Topic: regression analysis


EXERCISE

Download the file with Dutch reimbursed healthcare costs per municipality in 2018: vektis2018_extended.xlsx. This file has two worksheet, one with meta data and one with the data. Importing the data in R: openxlsx::read.xlsx(“datafiles/vektis2018_extended.xlsx”, sheet = “data”).

Draw a random sample of 100 observations from this data set, using the sample() function (the dplyr package is part of the tidyverse package).

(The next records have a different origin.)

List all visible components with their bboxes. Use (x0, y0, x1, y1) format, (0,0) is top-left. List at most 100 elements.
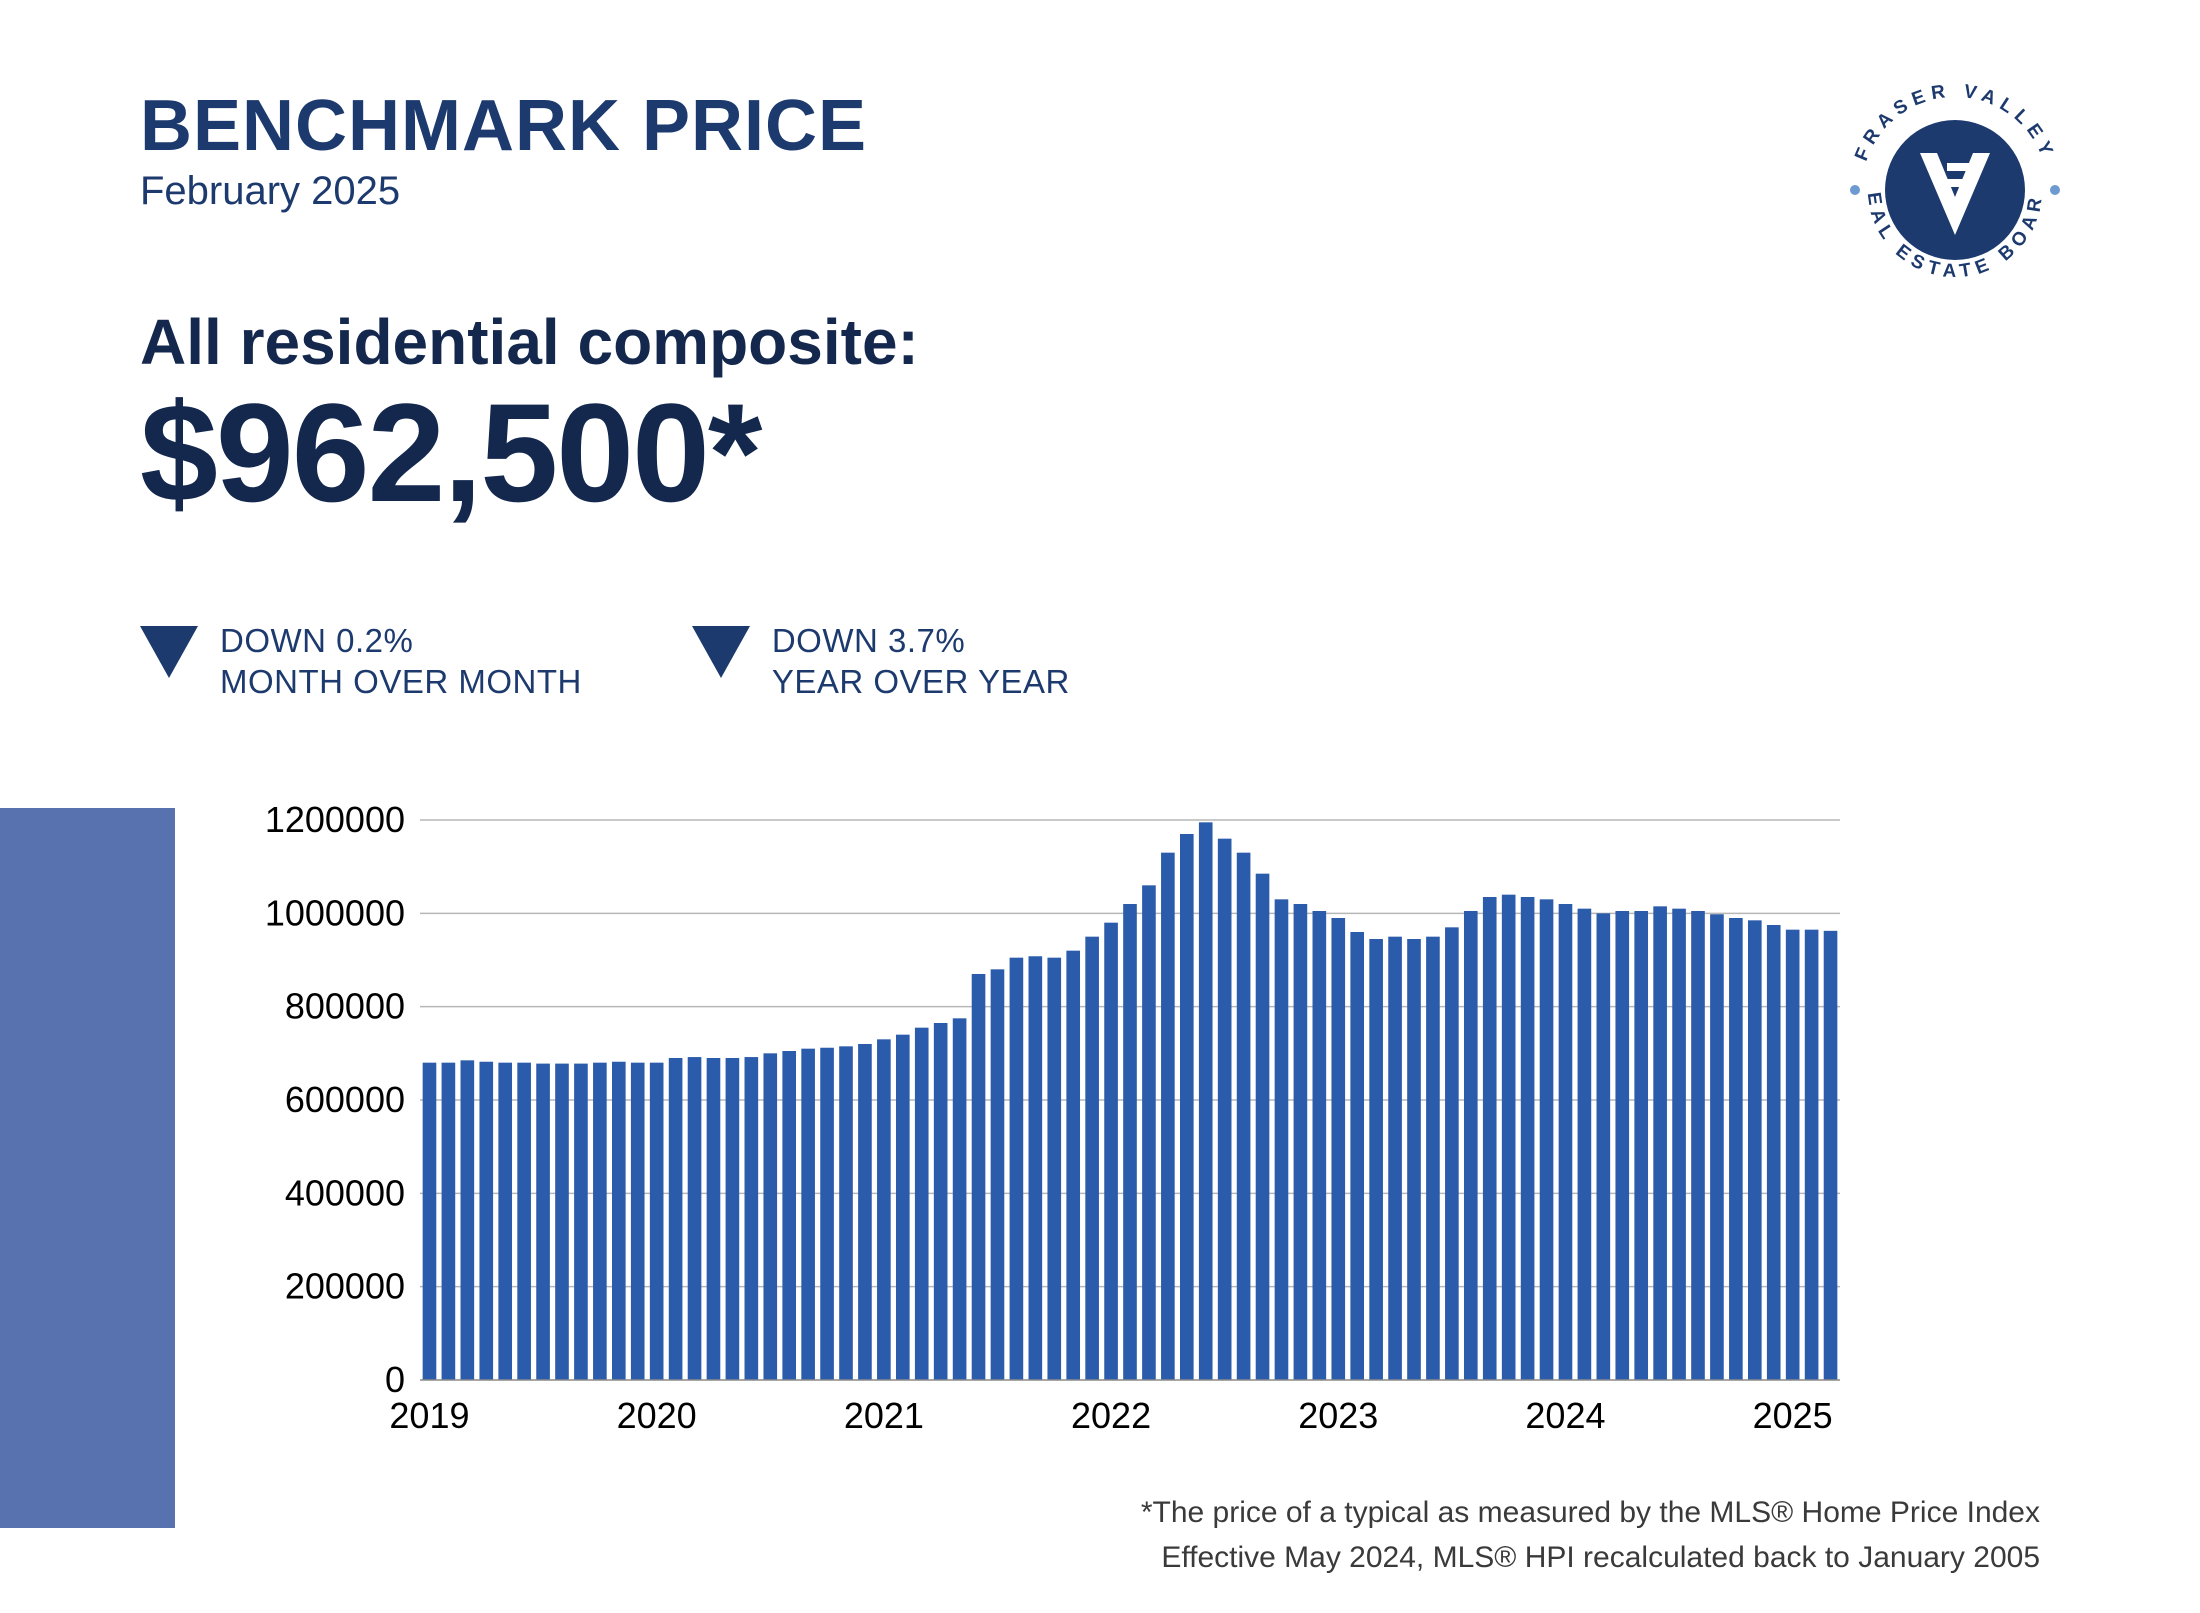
bar (1199, 822, 1213, 1380)
bar (1483, 897, 1497, 1380)
chart-svg: 0200000400000600000800000100000012000002… (260, 800, 1860, 1460)
bar (1464, 911, 1478, 1380)
bar (1634, 911, 1648, 1380)
bar (1710, 914, 1724, 1380)
bar (1142, 885, 1156, 1380)
bar (1085, 937, 1099, 1380)
bar (1313, 911, 1327, 1380)
bar (1767, 925, 1781, 1380)
down-triangle-icon (692, 626, 750, 678)
bar (1502, 895, 1516, 1380)
y-tick-label: 0 (385, 1359, 405, 1400)
stat-mom-line1: DOWN 0.2% (220, 620, 582, 661)
bar (763, 1053, 777, 1380)
bar (934, 1023, 948, 1380)
header: BENCHMARK PRICE February 2025 (140, 85, 2060, 214)
bar (1597, 913, 1611, 1380)
bar (896, 1035, 910, 1380)
bar (839, 1046, 853, 1380)
stats-row: DOWN 0.2% MONTH OVER MONTH DOWN 3.7% YEA… (140, 620, 1070, 703)
bar (858, 1044, 872, 1380)
y-tick-label: 800000 (285, 986, 405, 1027)
bar (423, 1063, 437, 1380)
composite-block: All residential composite: $962,500* (140, 305, 919, 526)
bar (536, 1064, 550, 1380)
stat-yoy-line2: YEAR OVER YEAR (772, 661, 1070, 702)
bar (1748, 920, 1762, 1380)
footnote: *The price of a typical as measured by t… (1141, 1490, 2040, 1580)
bar (1653, 906, 1667, 1380)
bar (1691, 911, 1705, 1380)
bar (1540, 899, 1554, 1380)
composite-price: $962,500* (140, 379, 919, 526)
bar (915, 1028, 929, 1380)
y-tick-label: 1200000 (265, 800, 405, 840)
logo-dot-right-icon (2050, 185, 2060, 195)
bar (1824, 931, 1838, 1380)
x-tick-label: 2019 (389, 1395, 469, 1436)
bar (1805, 930, 1819, 1380)
bar (517, 1063, 531, 1380)
bar (1123, 904, 1137, 1380)
y-tick-label: 200000 (285, 1266, 405, 1307)
bar (1010, 958, 1024, 1380)
bar (574, 1064, 588, 1380)
y-tick-label: 400000 (285, 1172, 405, 1213)
bar (1786, 930, 1800, 1380)
bar (1615, 911, 1629, 1380)
bar (1275, 899, 1289, 1380)
x-tick-label: 2020 (617, 1395, 697, 1436)
footnote-line1: *The price of a typical as measured by t… (1141, 1490, 2040, 1535)
bar (593, 1063, 607, 1380)
bar (1350, 932, 1364, 1380)
bar (1388, 937, 1402, 1380)
bar (1559, 904, 1573, 1380)
bar (650, 1063, 664, 1380)
bar (1047, 958, 1061, 1380)
x-tick-label: 2023 (1298, 1395, 1378, 1436)
bar (801, 1049, 815, 1380)
bar (1521, 897, 1535, 1380)
bar (1331, 918, 1345, 1380)
stat-yoy-text: DOWN 3.7% YEAR OVER YEAR (772, 620, 1070, 703)
x-tick-label: 2022 (1071, 1395, 1151, 1436)
stat-mom-text: DOWN 0.2% MONTH OVER MONTH (220, 620, 582, 703)
page-subtitle: February 2025 (140, 169, 2060, 214)
y-tick-label: 600000 (285, 1079, 405, 1120)
bar (1180, 834, 1194, 1380)
bar (1426, 937, 1440, 1380)
x-tick-label: 2025 (1753, 1395, 1833, 1436)
bar (498, 1063, 512, 1380)
bar (953, 1018, 967, 1380)
bar (1672, 909, 1686, 1380)
bar (1407, 939, 1421, 1380)
stat-mom: DOWN 0.2% MONTH OVER MONTH (140, 620, 582, 703)
bar (782, 1051, 796, 1380)
bar (820, 1048, 834, 1380)
stat-yoy-line1: DOWN 3.7% (772, 620, 1070, 661)
fraser-valley-logo: FRASER VALLEY REAL ESTATE BOARD (1840, 75, 2070, 305)
bar (1294, 904, 1308, 1380)
bar (726, 1058, 740, 1380)
bar (479, 1062, 493, 1380)
composite-label: All residential composite: (140, 305, 919, 379)
bar (442, 1063, 456, 1380)
bar (612, 1062, 626, 1380)
bar (1369, 939, 1383, 1380)
benchmark-price-chart: 0200000400000600000800000100000012000002… (260, 800, 1860, 1460)
side-accent-bar (0, 808, 175, 1528)
bar (669, 1058, 683, 1380)
bar (1029, 956, 1043, 1380)
bar (1578, 909, 1592, 1380)
bar (631, 1063, 645, 1380)
bar (877, 1039, 891, 1380)
bar (555, 1064, 569, 1380)
page-title: BENCHMARK PRICE (140, 85, 2060, 167)
stat-mom-line2: MONTH OVER MONTH (220, 661, 582, 702)
bar (1237, 853, 1251, 1380)
bar (991, 969, 1005, 1380)
stat-yoy: DOWN 3.7% YEAR OVER YEAR (692, 620, 1070, 703)
bar (745, 1057, 759, 1380)
x-tick-label: 2021 (844, 1395, 924, 1436)
bar (707, 1058, 721, 1380)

  1. Create a correlation matrix with the numerical variables in the data set. Which variable has the highest correlation with COSTS_PER_INSURED_YEAR?
  2. Comment on what can be seen in the correlation matrix.
  3. MODEL1: Generate a linear regression model with COSTS_PER_INSURED_YEAR as response variable (Y-variable) and AGE_AVERAGE as explanatory variable (X-variable).
  4. MODEL2: Generate a linear regression model with COSTS_PER_INSURED_YEAR as response variable (Y-variable) and AGE_MEDIAN as explanatory variable (X-variable).
  5. Compare MODEL1 with MODEL2; which model is the most usefull to explain the variation in the COSTS_PER_INSURED_YEAR for the different municipalities.
  6. MODEL3: Generate a multiple linear regression model with COSTS_PER_INSURED_YEAR as response variable (Y-variable) and a couple of explanatory variables; use the correlation matrix for making a selection of features (explanatory variables) in the model.